Misstanden binnen sektes komen helaas voor, maar gelukkig zeer beperkt, zei Grapperhaus dinsdag in de Tweede Kamer. Hij verwees naar cijfers van het Sektesignaal, het meldpunt dat begin dit jaar de deuren sloot nadat Grapperhaus de subsidie had stopgezet. Het signaal kreeg in 2018 209 meldingen; 81 daarvan werden doorgeleid voor nader onderzoek.
Over het beëindigen van de subsidie zijn de meningen nog steeds verdeeld.
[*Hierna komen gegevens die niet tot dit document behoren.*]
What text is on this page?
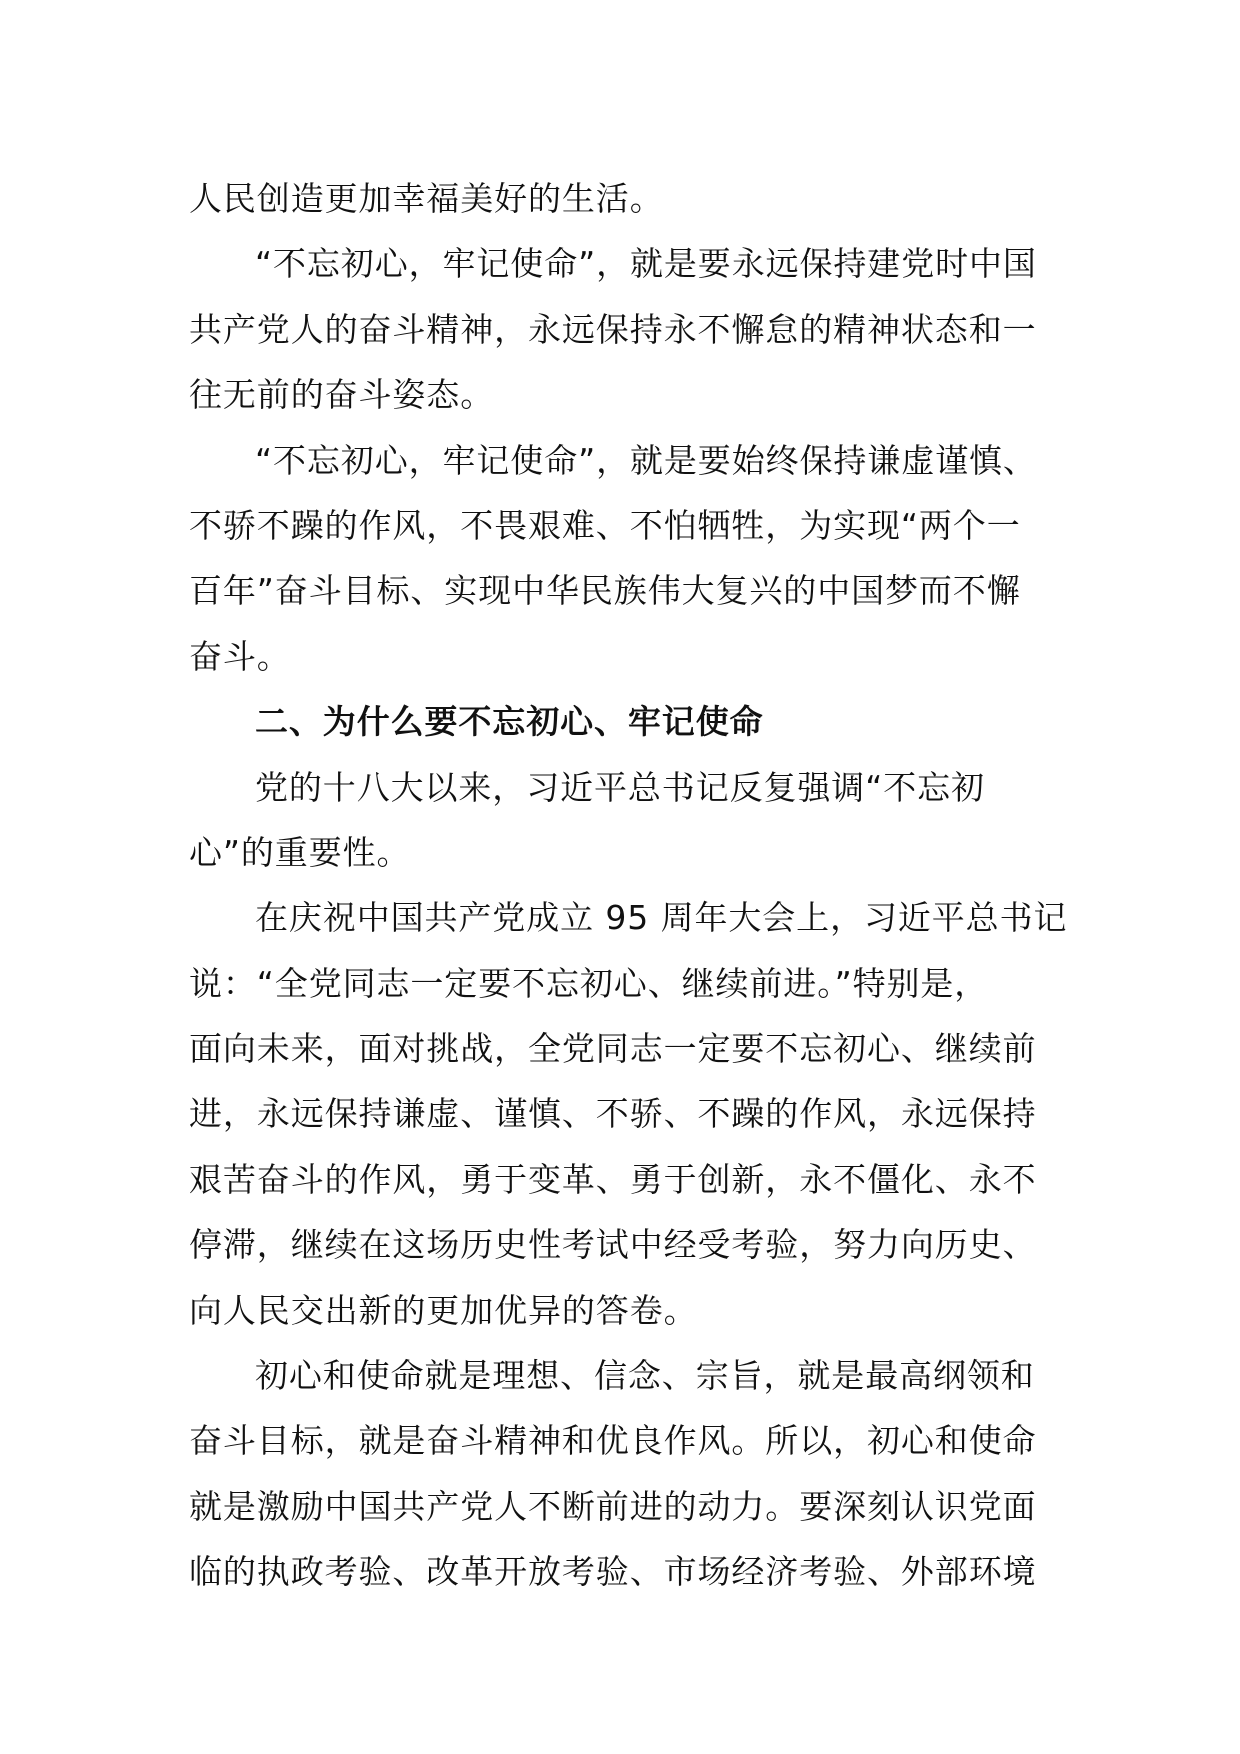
人民创造更加幸福美好的生活。
“不忘初心，牢记使命”，就是要永远保持建党时中国
共产党人的奋斗精神，永远保持永不懈怠的精神状态和一
往无前的奋斗姿态。
“不忘初心，牢记使命”，就是要始终保持谦虚谨慎、
不骄不躁的作风，不畏艰难、不怕牺牲，为实现“两个一
百年”奋斗目标、实现中华民族伟大复兴的中国梦而不懈
奋斗。
二、为什么要不忘初心、牢记使命
党的十八大以来，习近平总书记反复强调“不忘初
心”的重要性。
在庆祝中国共产党成立 95 周年大会上，习近平总书记
说：“全党同志一定要不忘初心、继续前进。”特别是，
面向未来，面对挑战，全党同志一定要不忘初心、继续前
进，永远保持谦虚、谨慎、不骄、不躁的作风，永远保持
艰苦奋斗的作风，勇于变革、勇于创新，永不僵化、永不
停滞，继续在这场历史性考试中经受考验，努力向历史、
向人民交出新的更加优异的答卷。
初心和使命就是理想、信念、宗旨，就是最高纲领和
奋斗目标，就是奋斗精神和优良作风。所以，初心和使命
就是激励中国共产党人不断前进的动力。要深刻认识党面
临的执政考验、改革开放考验、市场经济考验、外部环境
Bijzonder hoogleraar Religie en Recht Fokko Oldenhuis blijft het een slecht plan vinden, godsdienstsocioloog en sektekenner Durk Hak noemt het nog steeds verdedigbaar.
Grapperhaus volgt Haks lijn; hij wijst op de tien Regionale Informatie en Expertise Centra (RIEC) die het meldpunt zijns inziens overbodig hebben gemaakt. De RIEC zijn inmiddels een kleine tien jaar operationeel. Het zijn verbanden waarin de politie, de Belastingdienst, de onderwijsinspectie en de Inspectie SZW samenwerken bij het bestrijden van (ondermijnende) criminaliteit.
VVD’er Van Wijngaarden vroeg zich af of Grapperhaus zich er niet te makkelijk vanaf maakt en riep de minister dinsdag naar de Tweede Kamer. Hij verwees naar de actualiteit: juist deze week werd bekend dat de politie nagaat of er bij twee sektes in het oosten van Nederland sprake is van kindermisbruik. Nee, verzekerde Grapperhaus, dergelijke signalen zoekt de politie tot op de bodem uit.
Op aandringen van SP, PvdA en GroenLinks zegde de bewindsman toe dat minister Dekker (Rechtsbescherming), verantwoordelijk voor slachtofferhulp, nog een keer op papier zal zetten bij welke instanties slachtoffers van misstanden binnen sektes kunnen aankloppen. Later dit jaar debatteren Dekker en de Kamer verder over de verantwoordelijkheid van kerken en verenigingen bij vermoedens van misbruik.